The whole city of Malibu, the playground of Hollywood's richest, north-west of Los Angeles between the Pacific and the Santa Monica mountains, is regularly tormented by high tides, fires, landslides and environmentally damaging disruptions of its septic waste system. Were it not for its desirability, and the dizzying price tags attached to its homes, it would probably have no rational business existing at all.

Bluebird Canyon's already precarious status was further undone by last winter's near-record rains, which have already been responsible for a fatal mudslide in a coastal resort near Santa Barbara and could yet - even now the weather has dried up - wreak further havoc in communities on the Pacific coast.

In Los Angeles proper, authorities sounded the alarm in the Hollywood Hills and other areas, where hundreds of finely appointed homes belonging to actors, entertainment lawyers and musicians are perched delicately on the edge of steep inclines. (When the main character in the Steven Soderbergh filmThe Limey asks what is holding up one particularly dramatic Hollywood canyon terrace, he is told: "Trust.")

During the winter rains, rushing streams in Laurel Canyon and Coldwater Canyon played havoc with the roads and caused water damage.

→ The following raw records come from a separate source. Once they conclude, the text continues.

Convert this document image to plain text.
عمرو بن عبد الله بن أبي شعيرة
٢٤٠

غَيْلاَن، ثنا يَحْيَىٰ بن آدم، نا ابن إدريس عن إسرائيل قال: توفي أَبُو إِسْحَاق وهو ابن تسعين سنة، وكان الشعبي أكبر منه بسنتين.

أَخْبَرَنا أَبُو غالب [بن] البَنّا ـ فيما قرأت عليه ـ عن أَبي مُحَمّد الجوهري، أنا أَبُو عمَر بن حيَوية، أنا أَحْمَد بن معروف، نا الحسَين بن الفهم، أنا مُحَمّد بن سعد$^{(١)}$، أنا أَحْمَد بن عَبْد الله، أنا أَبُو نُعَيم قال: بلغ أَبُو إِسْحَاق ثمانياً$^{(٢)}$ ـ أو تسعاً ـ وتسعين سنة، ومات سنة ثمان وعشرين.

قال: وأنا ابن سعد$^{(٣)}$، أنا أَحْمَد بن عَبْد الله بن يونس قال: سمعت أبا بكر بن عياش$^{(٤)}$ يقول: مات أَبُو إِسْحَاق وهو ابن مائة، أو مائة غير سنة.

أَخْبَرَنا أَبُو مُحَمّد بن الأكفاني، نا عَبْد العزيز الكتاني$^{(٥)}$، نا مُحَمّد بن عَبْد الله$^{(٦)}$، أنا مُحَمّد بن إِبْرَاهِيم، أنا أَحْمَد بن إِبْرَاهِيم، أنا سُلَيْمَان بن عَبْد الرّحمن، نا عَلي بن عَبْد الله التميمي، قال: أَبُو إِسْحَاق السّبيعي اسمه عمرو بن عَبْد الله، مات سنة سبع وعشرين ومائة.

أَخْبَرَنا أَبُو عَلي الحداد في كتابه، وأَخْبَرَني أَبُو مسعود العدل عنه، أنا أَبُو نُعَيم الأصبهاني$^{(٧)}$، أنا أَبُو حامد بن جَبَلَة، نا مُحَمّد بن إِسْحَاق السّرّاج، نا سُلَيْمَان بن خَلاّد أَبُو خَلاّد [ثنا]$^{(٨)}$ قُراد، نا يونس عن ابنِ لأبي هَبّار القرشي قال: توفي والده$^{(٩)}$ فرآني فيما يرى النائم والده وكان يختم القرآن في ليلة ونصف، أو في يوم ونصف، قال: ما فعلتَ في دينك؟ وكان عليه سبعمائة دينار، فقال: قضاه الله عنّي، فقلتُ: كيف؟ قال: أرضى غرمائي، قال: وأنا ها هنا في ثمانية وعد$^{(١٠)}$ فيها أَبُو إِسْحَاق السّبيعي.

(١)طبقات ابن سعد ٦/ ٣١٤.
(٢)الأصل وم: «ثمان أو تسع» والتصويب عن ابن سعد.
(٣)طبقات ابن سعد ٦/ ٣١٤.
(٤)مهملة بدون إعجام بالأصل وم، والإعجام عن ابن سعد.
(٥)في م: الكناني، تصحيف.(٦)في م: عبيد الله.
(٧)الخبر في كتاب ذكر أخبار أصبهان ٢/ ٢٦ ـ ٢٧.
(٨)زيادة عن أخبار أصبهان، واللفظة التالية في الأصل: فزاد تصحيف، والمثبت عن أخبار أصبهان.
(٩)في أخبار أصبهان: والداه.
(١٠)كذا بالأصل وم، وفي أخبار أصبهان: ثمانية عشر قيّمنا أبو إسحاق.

Now the fear is that the experience of Bluebird Canyon could be repeated - also without warning. "We're not out of the woods yet," Randall Jibson, a landslide expert with the US Geological Survey, told The Los Angeles Times. "This could happen for some time."

Some of the most vulnerable areas are in southern Orange County, which is known for the price of its plush suburban homes and also the regulatory vacuum in which property developers have operated for several decades. Geologists also put out a further warning about La Conchita, the beach community near Santa Barbara where 10 people were killed in a landslide in January.